A warm, still night before bed, and I take the lamp out with me for a walk round the stubble field. Several tawny owls are calling, close to, and as far away as my ears can hear them. The ke-wick of both sexes (but mostly female) and the long, tremulous hoo, hoo hoooo floats out from wood, copse and combe. They are early nesters and territories have been set up, defended and re-shuffled since November.
I scan the pale field with its upright straws full of rainwater. A dozen rabbits and a woodcock are feeding.

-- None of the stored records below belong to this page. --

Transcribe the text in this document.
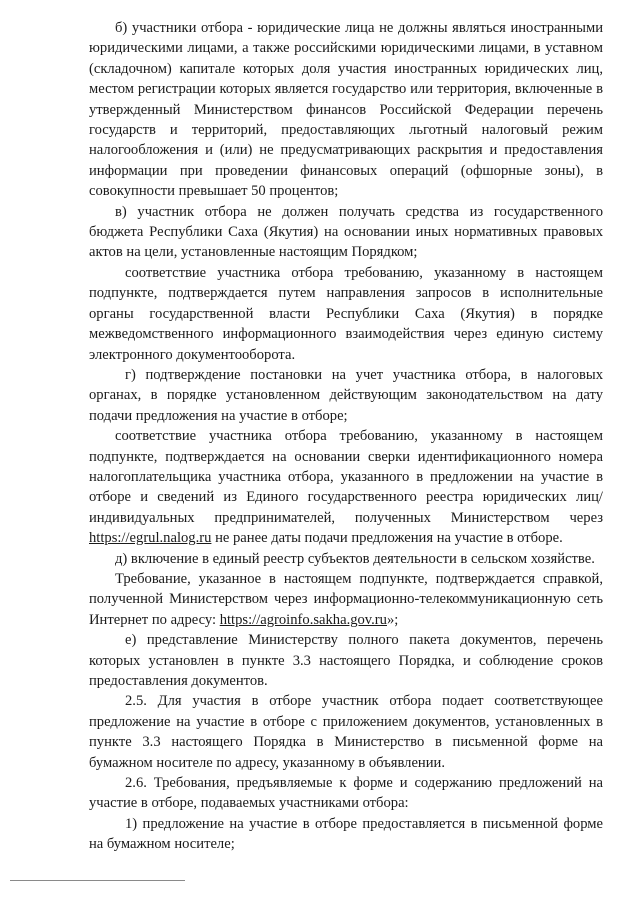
б) участники отбора - юридические лица не должны являться иностранными юридическими лицами, а также российскими юридическими лицами, в уставном (складочном) капитале которых доля участия иностранных юридических лиц, местом регистрации которых является государство или территория, включенные в утвержденный Министерством финансов Российской Федерации перечень государств и территорий, предоставляющих льготный налоговый режим налогообложения и (или) не предусматривающих раскрытия и предоставления информации при проведении финансовых операций (офшорные зоны), в совокупности превышает 50 процентов;

в) участник отбора не должен получать средства из государственного бюджета Республики Саха (Якутия) на основании иных нормативных правовых актов на цели, установленные настоящим Порядком;

соответствие участника отбора требованию, указанному в настоящем подпункте, подтверждается путем направления запросов в исполнительные органы государственной власти Республики Саха (Якутия) в порядке межведомственного информационного взаимодействия через единую систему электронного документооборота.

г) подтверждение постановки на учет участника отбора, в налоговых органах, в порядке установленном действующим законодательством на дату подачи предложения на участие в отборе;

соответствие участника отбора требованию, указанному в настоящем подпункте, подтверждается на основании сверки идентификационного номера налогоплательщика участника отбора, указанного в предложении на участие в отборе и сведений из Единого государственного реестра юридических лиц/индивидуальных предпринимателей, полученных Министерством через https://egrul.nalog.ru не ранее даты подачи предложения на участие в отборе.

д) включение в единый реестр субъектов деятельности в сельском хозяйстве.

Требование, указанное в настоящем подпункте, подтверждается справкой, полученной Министерством через информационно-телекоммуникационную сеть Интернет по адресу: https://agroinfo.sakha.gov.ru»;

е) представление Министерству полного пакета документов, перечень которых установлен в пункте 3.3 настоящего Порядка, и соблюдение сроков предоставления документов.

2.5. Для участия в отборе участник отбора подает соответствующее предложение на участие в отборе с приложением документов, установленных в пункте 3.3 настоящего Порядка в Министерство в письменной форме на бумажном носителе по адресу, указанному в объявлении.

2.6. Требования, предъявляемые к форме и содержанию предложений на участие в отборе, подаваемых участниками отбора:

1) предложение на участие в отборе предоставляется в письменной форме на бумажном носителе;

And then, near to the wood, the broad silhouette of the down black behind it, I spot a tawny owl, sitting on the low branch of a favourite hunting perch.
I creep forward the best I can over the stubble and squelch of the wet field in my wellies, until the unblinking owl looks down on me, at shed-roof height and not much more than an arm’s length away. I hold my lamp beam askance, so the owl is on its outer circle and not blinded by it. It does not move. It does not look away. The markings on its chestnut brown feathers are streaked, spotted and freckled with cream in camouflage that serves so well against a tree trunk in a sun-dappled wood. The owl’s eyes are big dark wells; just a tiny, fathomless point of light in each.
The bird turns its head skyward, the stiff ruff of its facial disc directing and receiving sounds I cannot hear. For a moment I think it is going to take off, but instead, it flexes and squeezes its strange white toes and talons round its grip of the branch, so that they pierce the crust of lichen and bark. It gives me a cursory glance and then turns its head to something behind it. With eyes so huge they are fixed in their sockets, the owl must turn its head some 180 degrees to pinpoint the sound. It is nothing of consequence.
The owl settles its gaze on me with a gathered, renewed intensity. I blink, being outstared by much bigger, wilder eyes than mine. But it is more than just a physical glare. I have never looked into the eyes of a wild animal for so long before. To the owl, I am neither predator, usurper nor prey. A remote threat, perhaps. A distracting inconvenience? It is an intelligent, penetrating stare. Disquieting. I feel the owl is peering into my soul and assessing it. I lower my beam and leave the creature to its hunting.
The following night, after a silly argument, I run out in the dusk up the lane, past the old woods and the big house and all their ghosts. The melancholy wavering call of owls reaches me. But tonight, I am not frightened of phantoms; I feel a renewed sense of belonging here, an acceptance. I have met the gaze of the owl and neither of us had been afraid.